NEW YORK — Despite encouraging box office figures for the season's first half, the financially strapped Metropolitan Opera scaled back its 2026-27 schedule with its fewest productions in at least 60 years.
The Met announced Thursday it will present 17 productions, its lowest total in a non-truncated season since the company moved to Lincoln Center in 1966. There are just five new stagings, and revivals of three popular operas account for 71 of the 187 individual opera performances (38%): Puccini's ''Tosca'' and ''La Bohème,'' and Verdi's ''Aida.''
''It makes more sense for us, and this is an experiment — to present these works in extended runs,'' Met general manager Peter Gelb said. ''And by double-casting them, it also is more economic in terms of how many different shows are playing in one week.''
Ticket sales of 72% this season are up from 70% in the first half of 2024-25.
''Basically, it's back to pre-pandemic levels,'' Gelb said. ''We're not grossing as much money because the average price per ticket is slightly less than it was, because we have a younger audience and more discounted tickets.''
Mason Bates' ''The Amazing Adventures of Kavalier & Clay,'' which opened the current season in its world premiere, sold 84% of tickets in a success rate that prompted the Met to schedule an extra four performances this month.

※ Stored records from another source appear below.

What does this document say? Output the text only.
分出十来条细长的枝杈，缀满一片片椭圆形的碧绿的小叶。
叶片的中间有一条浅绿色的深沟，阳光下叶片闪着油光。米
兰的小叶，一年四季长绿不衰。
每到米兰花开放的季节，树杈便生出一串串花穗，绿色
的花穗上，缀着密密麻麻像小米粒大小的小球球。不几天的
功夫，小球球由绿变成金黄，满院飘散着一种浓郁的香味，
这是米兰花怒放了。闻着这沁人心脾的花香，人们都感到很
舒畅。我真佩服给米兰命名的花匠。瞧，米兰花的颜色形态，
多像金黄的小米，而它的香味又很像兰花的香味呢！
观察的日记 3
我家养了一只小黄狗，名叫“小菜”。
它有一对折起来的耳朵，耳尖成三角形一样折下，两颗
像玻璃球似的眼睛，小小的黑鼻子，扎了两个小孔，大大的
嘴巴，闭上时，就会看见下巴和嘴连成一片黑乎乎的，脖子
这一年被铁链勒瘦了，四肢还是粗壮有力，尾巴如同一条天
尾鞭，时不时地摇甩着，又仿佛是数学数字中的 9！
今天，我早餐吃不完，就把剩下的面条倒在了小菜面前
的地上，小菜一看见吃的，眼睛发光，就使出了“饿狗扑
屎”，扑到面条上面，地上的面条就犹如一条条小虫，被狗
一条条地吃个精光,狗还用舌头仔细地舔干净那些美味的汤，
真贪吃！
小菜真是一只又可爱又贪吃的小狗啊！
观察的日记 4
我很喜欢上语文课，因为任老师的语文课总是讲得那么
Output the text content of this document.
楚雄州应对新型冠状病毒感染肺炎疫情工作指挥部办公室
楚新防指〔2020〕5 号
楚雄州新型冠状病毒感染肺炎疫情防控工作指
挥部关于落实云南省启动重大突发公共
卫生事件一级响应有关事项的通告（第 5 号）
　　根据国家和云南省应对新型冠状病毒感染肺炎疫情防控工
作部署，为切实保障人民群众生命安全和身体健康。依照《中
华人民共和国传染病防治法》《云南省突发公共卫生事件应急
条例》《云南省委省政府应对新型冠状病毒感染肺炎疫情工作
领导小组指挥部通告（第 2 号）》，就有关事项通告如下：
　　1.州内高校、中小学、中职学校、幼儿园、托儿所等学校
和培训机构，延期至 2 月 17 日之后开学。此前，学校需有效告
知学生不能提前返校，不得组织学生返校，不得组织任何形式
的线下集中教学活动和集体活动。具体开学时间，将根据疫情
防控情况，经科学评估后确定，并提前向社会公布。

''One of my goals at the Met is to stimulate new audiences with new works,'' Gelb said. ''This one was one of the most successful we've presented so far.''
''Kavalier'' was followed by an English-language holiday time staging of Mozart's ''The Magic Flute'' (83%), Bellini's ''I Puritani" (82%), Puccini's ''Turandot'' (77%), Puccini's ''Madama Butterfly'' (74%), ''The Gershwin's Porgy and Bess'' (73%), and Donizetti's ''La Fille du Régiment,'' Bizet's ''Carmen,'' Bellini's ''La Sonnambula'' and ''Bohème'' (68% each).